What Is Open Ended Mutual Fund?

Open ended funds are those which remain open for purchases and redemptions through the year.

19 Nov,2018 22:30 IST 565
What Is Open Ended Mutual Fund?

 

To understand the logic behind an open ended fund, you need to distinguish it from a closed ended fund. Globally, and in India, it is open ended funds that are more popular as they provide instant liquidity. You can walk into the office of your AMC and purchase or redeem at any point of time. In case of close-ended funds, the only option that you have is to sell in the stock market. However, closed ended funds typically quote at a steep discount and that results in a huge loss for investors.

 

 

Open Ended Mutual Funds

As the name suggests, open ended funds are open for purchases and redemptions through the year. On any working day you can just walk into the AMC office and give an application for fresh purchase or redemption. Normally, the execution will be done either on the previous days's NAV or the current day’s NAV based on the time of submission. Other than an ELSS fund (tax saving) that has a lock in period of 3 years, other open ended funds are available for subscription and redemption at any point of time.

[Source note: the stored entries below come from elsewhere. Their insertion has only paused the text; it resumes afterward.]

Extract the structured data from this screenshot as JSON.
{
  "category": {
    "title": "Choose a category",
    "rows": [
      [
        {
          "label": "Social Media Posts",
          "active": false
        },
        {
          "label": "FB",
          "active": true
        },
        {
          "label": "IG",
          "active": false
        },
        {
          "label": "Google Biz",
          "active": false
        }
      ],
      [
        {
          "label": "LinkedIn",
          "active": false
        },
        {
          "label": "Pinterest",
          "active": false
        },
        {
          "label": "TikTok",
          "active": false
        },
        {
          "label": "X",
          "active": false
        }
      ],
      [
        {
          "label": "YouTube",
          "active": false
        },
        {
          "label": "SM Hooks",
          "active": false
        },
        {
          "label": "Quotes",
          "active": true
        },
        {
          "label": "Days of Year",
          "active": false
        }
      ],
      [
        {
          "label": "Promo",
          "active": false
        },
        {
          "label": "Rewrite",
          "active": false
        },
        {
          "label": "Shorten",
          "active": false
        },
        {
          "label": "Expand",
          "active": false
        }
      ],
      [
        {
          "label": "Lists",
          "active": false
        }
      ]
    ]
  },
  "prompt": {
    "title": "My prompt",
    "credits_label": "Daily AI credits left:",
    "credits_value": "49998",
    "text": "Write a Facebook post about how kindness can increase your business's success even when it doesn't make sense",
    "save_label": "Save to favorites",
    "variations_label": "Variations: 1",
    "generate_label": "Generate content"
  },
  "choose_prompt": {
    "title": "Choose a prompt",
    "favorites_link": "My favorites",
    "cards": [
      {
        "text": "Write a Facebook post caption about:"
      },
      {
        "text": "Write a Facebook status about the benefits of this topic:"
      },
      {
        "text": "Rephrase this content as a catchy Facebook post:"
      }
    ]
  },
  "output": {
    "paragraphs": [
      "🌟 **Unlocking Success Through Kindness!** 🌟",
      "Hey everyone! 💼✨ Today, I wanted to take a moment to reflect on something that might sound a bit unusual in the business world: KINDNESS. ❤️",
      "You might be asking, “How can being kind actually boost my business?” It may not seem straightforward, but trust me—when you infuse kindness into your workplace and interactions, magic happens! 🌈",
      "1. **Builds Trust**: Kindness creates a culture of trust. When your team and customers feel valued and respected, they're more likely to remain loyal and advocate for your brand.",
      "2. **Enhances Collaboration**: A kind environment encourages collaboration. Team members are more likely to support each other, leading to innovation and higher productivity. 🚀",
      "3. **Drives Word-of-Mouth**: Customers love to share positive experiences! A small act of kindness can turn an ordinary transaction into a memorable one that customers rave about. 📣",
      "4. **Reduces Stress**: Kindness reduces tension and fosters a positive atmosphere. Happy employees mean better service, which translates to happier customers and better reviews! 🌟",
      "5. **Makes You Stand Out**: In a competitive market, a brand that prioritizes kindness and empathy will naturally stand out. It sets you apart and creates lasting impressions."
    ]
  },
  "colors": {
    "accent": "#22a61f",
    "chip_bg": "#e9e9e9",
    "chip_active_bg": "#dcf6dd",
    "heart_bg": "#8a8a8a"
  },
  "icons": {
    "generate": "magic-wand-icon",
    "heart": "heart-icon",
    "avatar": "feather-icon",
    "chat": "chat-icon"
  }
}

The NAV of the fund is taken as the basis for calculating the purchase price and the redemption price. When you buy mutual fund units, you were charged the entry load prior to 2009. In 2009, entry loads were scrapped and now the purchase happens at NAV only. Brokers are free to charge what they want directly to the customer. At the time of redemption, there are two costs that are payable by you. For example, if you have held the fund for a very short period then there is an exit load payable by you. Also, in case of redemption of equity funds the securities transaction tax (STT) is also payable.

Since open ended funds are available for purchase and redemption on all working days, they are not required to be listed. They are extremely liquid and equity fund redemption gets credited to your bank account within T+3 days. In case of debt funds and liquid funds, the redemption is done on T+1 day itself. There is one more thing you need to understand about open-ended funds. When you buy units, the number of units of the fund increase and when you redeem the number of units of the fund reduces. Open ended funds see an increase in their AUM not only due to rise in market price but also because the number of units outstanding keeps increasing. Majority of the mutual funds in India and around the world are open ended funds.

 

Closed Ended Funds

An open ended fund always needs to be understood in contrast to a closed ended fund. A closed ended fund does not accept fresh subscriptions after its NFO. Once the fund is closed, that is how it remains. You can sell the closed ended funds in the market at a discount but in that case only the ownership changes. The number of outstanding units remains the same. The AUM of closed ended funds will increase or decrease based on the price movement of the underlying portfolio. Since one of the principal advantages of mutual funds is its liquidity, open ended funds make a lot more sense for investors. So, is there a situation when closed ended funds are meaningful?

There is a unique product within the debt funds category called the Fixed Maturity Plans (FMPs). These are fixed tenure products and are usually for a period of a little above 3 years so that the benefit of long term capital gains tax can be realized. But that is not the real reason why FMPs are popular. Since they are closed ended funds with a fixed tenure, the fund manager can buy a portfolio of bonds whose maturity exactly matches with the maturity of the fund. This ensures two things. Firstly, it ensures that the FMP almost becomes like an assured return fund. While the FMP is only allowed to indicate a return, it almost works like an assured return fund due to maturity matching. Secondly, the interest rate risk is negligible since the fund is locked in for the period.

 

Why Open Ended Funds Are The Flavour?

When it comes to mutual funds, open-ended funds remain the flavor because they focus on liquidity and transparency. That makes it a good match for medium term and long term goals.